Coming out is a very personal process that is different for everyone. Today, I’d like to talk a bit about my journey in coming out to my parents, friends, co-workers, and classmates.

For those who don’t know me, I’m a trans woman who’s still in the middle of her transition. To those online, and those that I’m very close friends with, I’m known as Chloe. To everyone else, I still present as masculine until I finally muster up the courage to come out to everyone else. As a bit of background, I came out as bi almost 4 years ago now. My parents had the typical reaction of “are you sure?” and “this is a really big change for you.” The irony, of course, is that I was definitely sure, and it’s not really a big change. I’ve always felt the ways that I have, so all I was doing was just telling them (although now i’m not so sure I always have).

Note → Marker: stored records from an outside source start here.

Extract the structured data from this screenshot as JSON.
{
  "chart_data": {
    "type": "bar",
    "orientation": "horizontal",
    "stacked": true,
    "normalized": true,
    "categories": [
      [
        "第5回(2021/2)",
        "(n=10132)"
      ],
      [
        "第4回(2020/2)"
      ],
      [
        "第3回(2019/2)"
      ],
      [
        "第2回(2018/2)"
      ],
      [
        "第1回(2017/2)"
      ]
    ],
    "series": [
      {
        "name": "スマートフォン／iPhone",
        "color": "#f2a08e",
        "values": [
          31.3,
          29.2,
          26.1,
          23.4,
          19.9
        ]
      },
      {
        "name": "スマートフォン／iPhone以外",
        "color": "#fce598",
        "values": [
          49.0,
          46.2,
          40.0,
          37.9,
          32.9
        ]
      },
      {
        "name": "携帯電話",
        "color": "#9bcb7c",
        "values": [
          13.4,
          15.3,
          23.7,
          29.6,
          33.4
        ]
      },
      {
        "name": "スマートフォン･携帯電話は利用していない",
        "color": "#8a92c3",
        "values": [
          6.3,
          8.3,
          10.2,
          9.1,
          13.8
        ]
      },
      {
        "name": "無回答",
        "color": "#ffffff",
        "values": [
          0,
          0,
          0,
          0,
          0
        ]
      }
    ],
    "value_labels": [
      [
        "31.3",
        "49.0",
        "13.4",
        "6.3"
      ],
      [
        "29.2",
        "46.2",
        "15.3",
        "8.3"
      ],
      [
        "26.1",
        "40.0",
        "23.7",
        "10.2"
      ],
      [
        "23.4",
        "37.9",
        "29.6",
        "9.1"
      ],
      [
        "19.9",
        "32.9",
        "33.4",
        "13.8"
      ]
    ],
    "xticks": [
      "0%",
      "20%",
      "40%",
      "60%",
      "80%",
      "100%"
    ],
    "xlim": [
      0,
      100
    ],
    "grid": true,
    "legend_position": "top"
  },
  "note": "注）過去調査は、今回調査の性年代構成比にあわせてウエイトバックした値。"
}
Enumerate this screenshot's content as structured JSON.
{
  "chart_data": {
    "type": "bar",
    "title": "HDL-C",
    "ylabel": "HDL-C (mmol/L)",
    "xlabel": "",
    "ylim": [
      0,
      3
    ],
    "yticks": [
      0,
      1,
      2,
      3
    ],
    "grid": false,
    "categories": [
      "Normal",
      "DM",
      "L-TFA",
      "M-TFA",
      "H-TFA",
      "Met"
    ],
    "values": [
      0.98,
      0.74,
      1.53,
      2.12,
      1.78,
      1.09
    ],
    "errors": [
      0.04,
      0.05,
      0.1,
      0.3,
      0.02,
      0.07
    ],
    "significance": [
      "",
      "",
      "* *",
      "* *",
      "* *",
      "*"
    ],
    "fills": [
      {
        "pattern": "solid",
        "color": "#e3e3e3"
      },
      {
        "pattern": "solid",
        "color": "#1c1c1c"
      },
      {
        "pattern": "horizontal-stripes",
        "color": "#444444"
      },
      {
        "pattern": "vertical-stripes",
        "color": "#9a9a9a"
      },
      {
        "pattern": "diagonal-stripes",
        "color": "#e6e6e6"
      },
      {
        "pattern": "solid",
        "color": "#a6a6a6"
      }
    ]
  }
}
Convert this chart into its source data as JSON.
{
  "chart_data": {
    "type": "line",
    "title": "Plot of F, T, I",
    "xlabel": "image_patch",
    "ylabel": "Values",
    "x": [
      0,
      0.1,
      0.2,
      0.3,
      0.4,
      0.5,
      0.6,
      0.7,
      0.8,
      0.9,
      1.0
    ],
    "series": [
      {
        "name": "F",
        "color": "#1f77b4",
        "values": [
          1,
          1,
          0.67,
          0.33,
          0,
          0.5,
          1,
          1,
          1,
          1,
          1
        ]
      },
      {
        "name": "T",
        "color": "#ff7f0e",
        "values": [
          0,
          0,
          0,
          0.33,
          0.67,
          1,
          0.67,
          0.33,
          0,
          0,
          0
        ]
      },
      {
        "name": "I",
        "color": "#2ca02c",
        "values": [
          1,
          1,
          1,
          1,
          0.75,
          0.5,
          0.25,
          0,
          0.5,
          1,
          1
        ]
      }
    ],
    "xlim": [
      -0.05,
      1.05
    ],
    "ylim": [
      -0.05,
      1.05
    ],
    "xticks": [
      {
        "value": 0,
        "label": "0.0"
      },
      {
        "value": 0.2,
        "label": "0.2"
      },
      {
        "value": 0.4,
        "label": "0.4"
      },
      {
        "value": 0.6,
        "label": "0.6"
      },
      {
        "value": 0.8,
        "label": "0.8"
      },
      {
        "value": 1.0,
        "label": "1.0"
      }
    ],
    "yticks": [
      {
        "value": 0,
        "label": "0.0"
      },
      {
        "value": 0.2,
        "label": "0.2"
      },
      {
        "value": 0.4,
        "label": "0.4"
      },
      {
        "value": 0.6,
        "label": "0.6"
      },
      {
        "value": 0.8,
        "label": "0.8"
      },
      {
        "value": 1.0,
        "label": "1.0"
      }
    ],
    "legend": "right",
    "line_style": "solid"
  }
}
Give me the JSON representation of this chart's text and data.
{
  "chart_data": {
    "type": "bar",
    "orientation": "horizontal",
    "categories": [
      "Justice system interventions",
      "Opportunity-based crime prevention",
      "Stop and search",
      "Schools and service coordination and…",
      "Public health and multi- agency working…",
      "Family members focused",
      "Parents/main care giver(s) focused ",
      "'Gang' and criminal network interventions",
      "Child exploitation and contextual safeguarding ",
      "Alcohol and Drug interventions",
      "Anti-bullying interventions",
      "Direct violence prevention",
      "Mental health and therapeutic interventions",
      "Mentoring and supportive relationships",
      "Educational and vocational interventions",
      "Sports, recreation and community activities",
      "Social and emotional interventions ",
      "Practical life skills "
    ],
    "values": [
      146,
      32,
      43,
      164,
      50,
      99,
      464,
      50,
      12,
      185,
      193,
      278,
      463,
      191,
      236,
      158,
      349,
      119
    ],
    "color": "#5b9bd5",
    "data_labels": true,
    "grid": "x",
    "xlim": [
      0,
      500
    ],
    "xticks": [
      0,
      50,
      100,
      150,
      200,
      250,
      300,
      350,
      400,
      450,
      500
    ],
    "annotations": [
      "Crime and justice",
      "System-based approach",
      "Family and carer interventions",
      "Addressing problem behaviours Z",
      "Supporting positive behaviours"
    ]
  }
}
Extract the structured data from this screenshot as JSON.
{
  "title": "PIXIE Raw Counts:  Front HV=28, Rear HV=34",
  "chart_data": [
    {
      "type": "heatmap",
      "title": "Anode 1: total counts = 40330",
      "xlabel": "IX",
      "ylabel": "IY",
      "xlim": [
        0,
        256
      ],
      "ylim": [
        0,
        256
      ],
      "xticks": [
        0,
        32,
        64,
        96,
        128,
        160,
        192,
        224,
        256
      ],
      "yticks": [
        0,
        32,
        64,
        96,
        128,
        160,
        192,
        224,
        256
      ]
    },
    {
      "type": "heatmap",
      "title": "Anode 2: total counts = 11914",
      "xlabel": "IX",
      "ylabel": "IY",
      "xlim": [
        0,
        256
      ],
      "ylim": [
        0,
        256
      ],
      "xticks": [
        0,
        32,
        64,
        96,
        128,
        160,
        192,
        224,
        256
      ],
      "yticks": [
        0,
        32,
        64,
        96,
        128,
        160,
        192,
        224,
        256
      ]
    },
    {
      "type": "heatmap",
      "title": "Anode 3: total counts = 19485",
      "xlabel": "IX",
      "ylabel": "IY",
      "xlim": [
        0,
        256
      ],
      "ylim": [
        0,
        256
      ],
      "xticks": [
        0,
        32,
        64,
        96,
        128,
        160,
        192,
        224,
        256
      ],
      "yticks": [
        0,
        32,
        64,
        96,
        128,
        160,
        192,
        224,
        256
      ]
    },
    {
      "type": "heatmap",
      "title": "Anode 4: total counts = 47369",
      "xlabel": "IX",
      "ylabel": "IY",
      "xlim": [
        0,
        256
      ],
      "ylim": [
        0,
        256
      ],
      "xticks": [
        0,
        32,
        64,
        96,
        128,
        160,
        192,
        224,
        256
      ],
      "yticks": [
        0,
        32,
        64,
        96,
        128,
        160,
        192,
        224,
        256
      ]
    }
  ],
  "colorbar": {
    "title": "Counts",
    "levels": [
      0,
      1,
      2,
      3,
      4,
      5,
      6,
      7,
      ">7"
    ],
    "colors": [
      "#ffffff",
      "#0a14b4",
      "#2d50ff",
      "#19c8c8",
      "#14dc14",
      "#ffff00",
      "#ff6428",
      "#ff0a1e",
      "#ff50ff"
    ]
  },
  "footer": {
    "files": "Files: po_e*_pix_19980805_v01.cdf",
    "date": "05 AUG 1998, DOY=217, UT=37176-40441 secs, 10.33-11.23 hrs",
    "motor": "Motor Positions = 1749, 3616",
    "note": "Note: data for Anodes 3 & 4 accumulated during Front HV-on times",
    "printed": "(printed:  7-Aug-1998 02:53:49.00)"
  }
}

As for being trans, that’s something that I’m still working out. After my parent’s first reaction, I’m somewhat unsure of what my parent’s reactions would be. Because of that, I’ve been really careful with what I wear, what I do, and how I act, among other things. What’s so difficult about coming out as trans is how visible it is. Being gay is an invisible trait. No one can know you are gay unless you tell them. If you’re in a crowd of people who would hate you just because you’re gay, you can mostly avoid them by not telling them. People who’ve always known you can still call you the same things, and for them, nothing really changes. When you come out as trans, everything changes. Suddenly you go by a new name, new pronouns, have a new look. When you’re around people who you don’t want to cause drama with you can’t hide that you’re someone different than you used to be.

When it comes to classmates and co-workers, who I wouldn’t necessarily consider strangers, I try to keep to myself. If there’s no reason for them to know I’m trans or bi, they don’t need to know. Only those that I consider closest to me (who are often also trans and/or queer) do I tell. This brings me to where I’m at now. About 10 or so people know me as Chloe, but in my day-to-day life, I go by a completely different name. This often puts me in a personally difficult situation, as I’m almost never in a place when I can comfortably go by my preferred name and pronouns. Even though there are some people that I work with and go to school with who I’m comfortable, there’s usually at least one other person who’s around who I’m not comfortable around. Until I do get comfortable, or can at least pass well enough, I’ll probably still go by my old name. My new name will stay a closely held secret between me and my most valuble friends. At the very least, the anonimity of the internet will let me explore myself for the time being.

Until then, I hope you have a wonderful day (or night). Thanks for reading, and remember, you matter more than you think you do.